Del resto Banfi ribadisce costantemente questo suo convincimento nel corso della sua ricerca. Si legge (un esempio tra i numerosissimi) ne L’uomo copernicano (pubblicato presso Mondadori nel 1950): «È il principio di un nuovo umanismo non più mitico né utopistico, ma realistico e storico, perché in esso è veramente trovato quel punto fermo su cui si può sollevare il mondo degli uomini, ed è trovato all’interno stesso della loro realtà».

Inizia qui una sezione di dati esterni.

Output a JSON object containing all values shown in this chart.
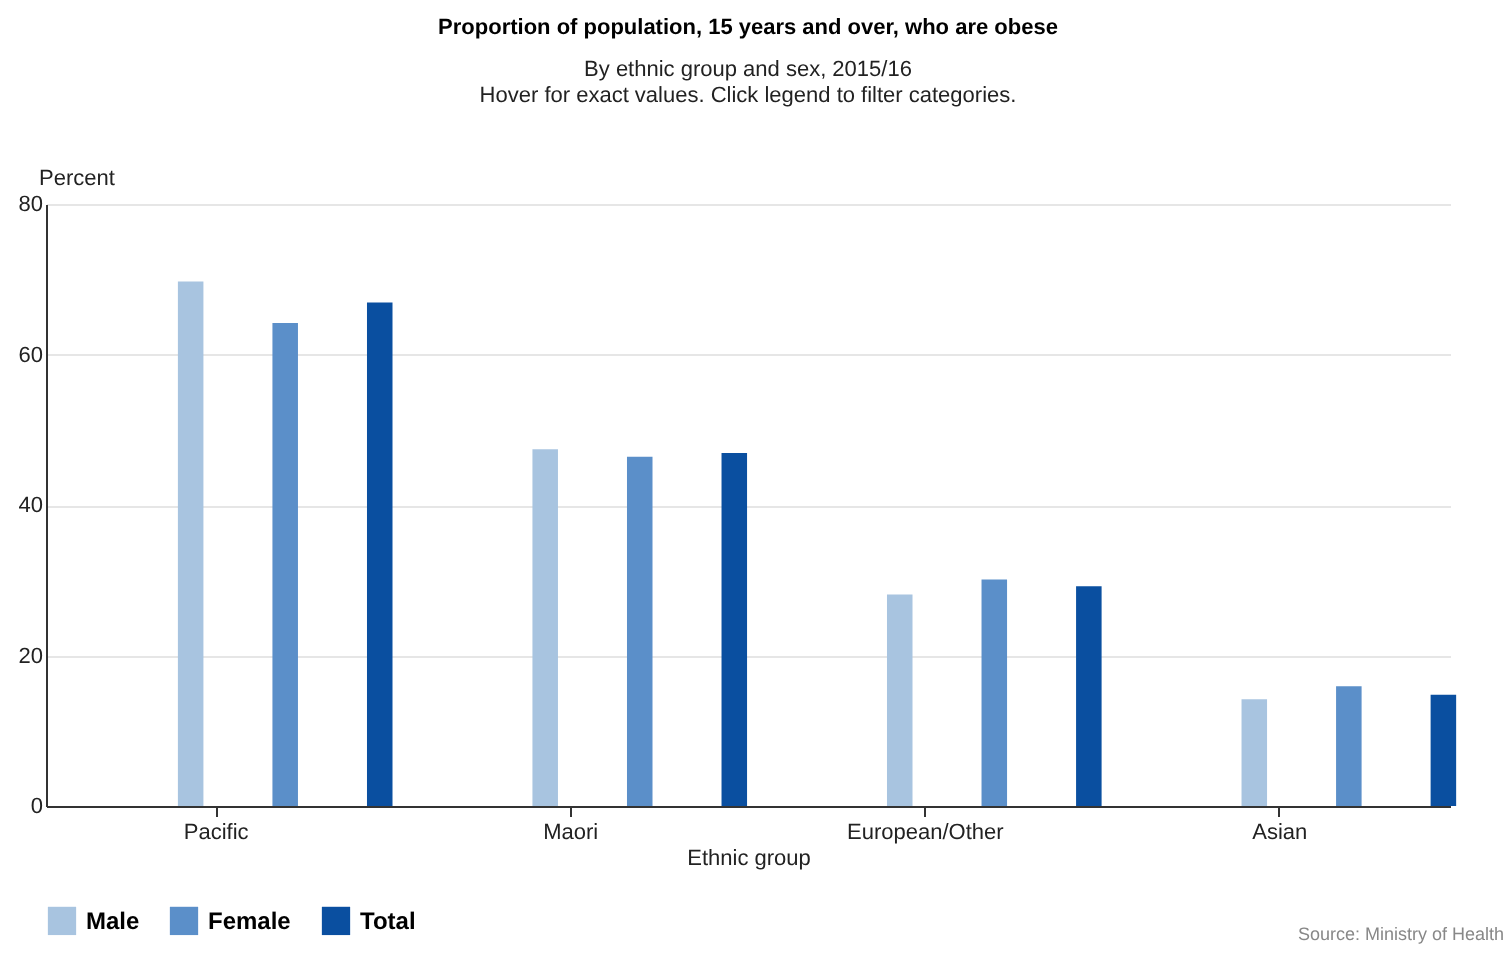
{
  "chart_data": {
    "type": "bar",
    "title": "Proportion of population, 15 years and over, who are obese",
    "subtitle": "By ethnic group and sex, 2015/16",
    "annotations": [
      "Hover for exact values. Click legend to filter categories.",
      "Source: Ministry of Health"
    ],
    "xlabel": "Ethnic group",
    "ylabel": "Percent",
    "categories": [
      "Pacific",
      "Maori",
      "European/Other",
      "Asian"
    ],
    "series": [
      {
        "name": "Male",
        "color": "#a8c4e0",
        "values": [
          69.7,
          47.4,
          28.1,
          14.2
        ]
      },
      {
        "name": "Female",
        "color": "#5b8fc9",
        "values": [
          64.2,
          46.4,
          30.1,
          15.9
        ]
      },
      {
        "name": "Total",
        "color": "#0a4fa0",
        "values": [
          66.9,
          46.9,
          29.2,
          14.8
        ]
      }
    ],
    "ylim": [
      0,
      80
    ],
    "yticks": [
      0,
      20,
      40,
      60,
      80
    ],
    "grid": "y",
    "legend": "bottom"
  }
}
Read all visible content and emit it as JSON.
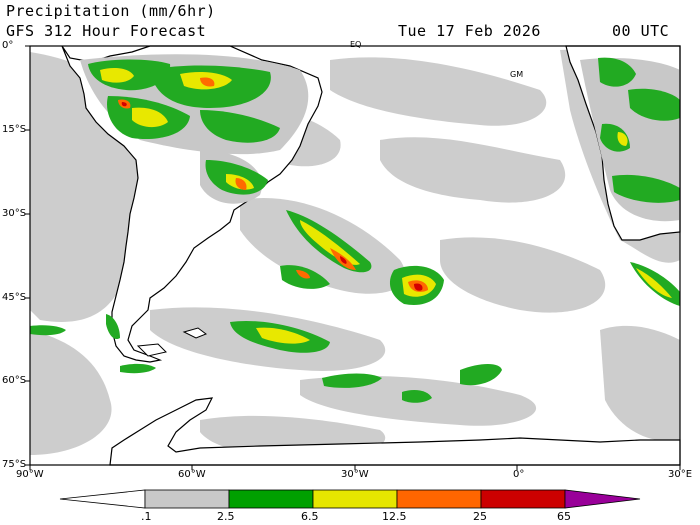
{
  "header": {
    "product": "Precipitation (mm/6hr)",
    "model_run": "GFS 312 Hour Forecast",
    "valid_date": "Tue 17 Feb 2026",
    "valid_time": "00 UTC"
  },
  "map": {
    "region": "South America / South Atlantic",
    "lon_range": [
      -90,
      30
    ],
    "lat_range": [
      -75,
      0
    ],
    "lat_labels": [
      "0°",
      "15°S",
      "30°S",
      "45°S",
      "60°S",
      "75°S"
    ],
    "lon_labels": [
      "90°W",
      "60°W",
      "30°W",
      "0°",
      "30°E"
    ],
    "notes": [
      "EQ",
      "GM"
    ]
  },
  "legend": {
    "labels": [
      ".1",
      "2.5",
      "6.5",
      "12.5",
      "25",
      "65"
    ],
    "colors": [
      "#ffffff",
      "#c8c8c8",
      "#00a000",
      "#e6e600",
      "#ff6600",
      "#cc0000",
      "#990099"
    ]
  },
  "colors": {
    "light_precip": "#c8c8c8",
    "moderate": "#22aa22",
    "heavy": "#e8e800",
    "very_heavy": "#ff6a00",
    "extreme": "#d40000",
    "coastline": "#000000"
  }
}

E ancora. Il materialismo storico puntualizza Banfi, «in quanto teoria non solo della storia narrata, ma della storia agita, il suo sforzo per comporre una nuova unità in funzione dell’autonomia e dell’universalità dell’umano è lotta contro ogni evasione e contro ogni dogmatismo, è lotta per la liberazione della cultura da ogni forma di oscurantismo in un processo di costruzione aperta e infinita». Sì che «marxismo non è una filosofia o una storia, ma l’attualità della filosofia e della storia operante nella libertà della ragione». Tanto che, nel convincimento di Banfi, in questa nuova energia costruttiva (che rappresenta al grado più alto la potenza dell’uomo «copernicano») sta la forza risolutrice della crisi stessa come sua positiva validità storica. E Tortorella sottolinea come «qui, posizione teoretica e posizione ideologico-politica si sanno l’una in funzione dell’altra, secondo una cosciente circolarità che non può essere spezzata senza mutilare e deformare il pensiero». E senza eludere le conseguenze etico politiche che tale concezione della crisi comporta.
In certi appunti inediti del 1934, 1935 che vedranno la luce nel 1967 (La crisi, Milano, All’insegna del pesce d’oro) Banfi scrive: assumere la crisi «nella sua concretezza e quindi nella sua radicale positività come principio di volontà e di attività, per cogliere la problematica profonda dell’umanità, così che essa divenga la sua vita e la sua libertà in atto: destare questa coscienza per ora e per sempre: infinita inquietudine e infinita certezza». Inquietudine e certezza due parole che, pare a me, bene si attagliano alla figura e all’opera di Aldo Tortorella.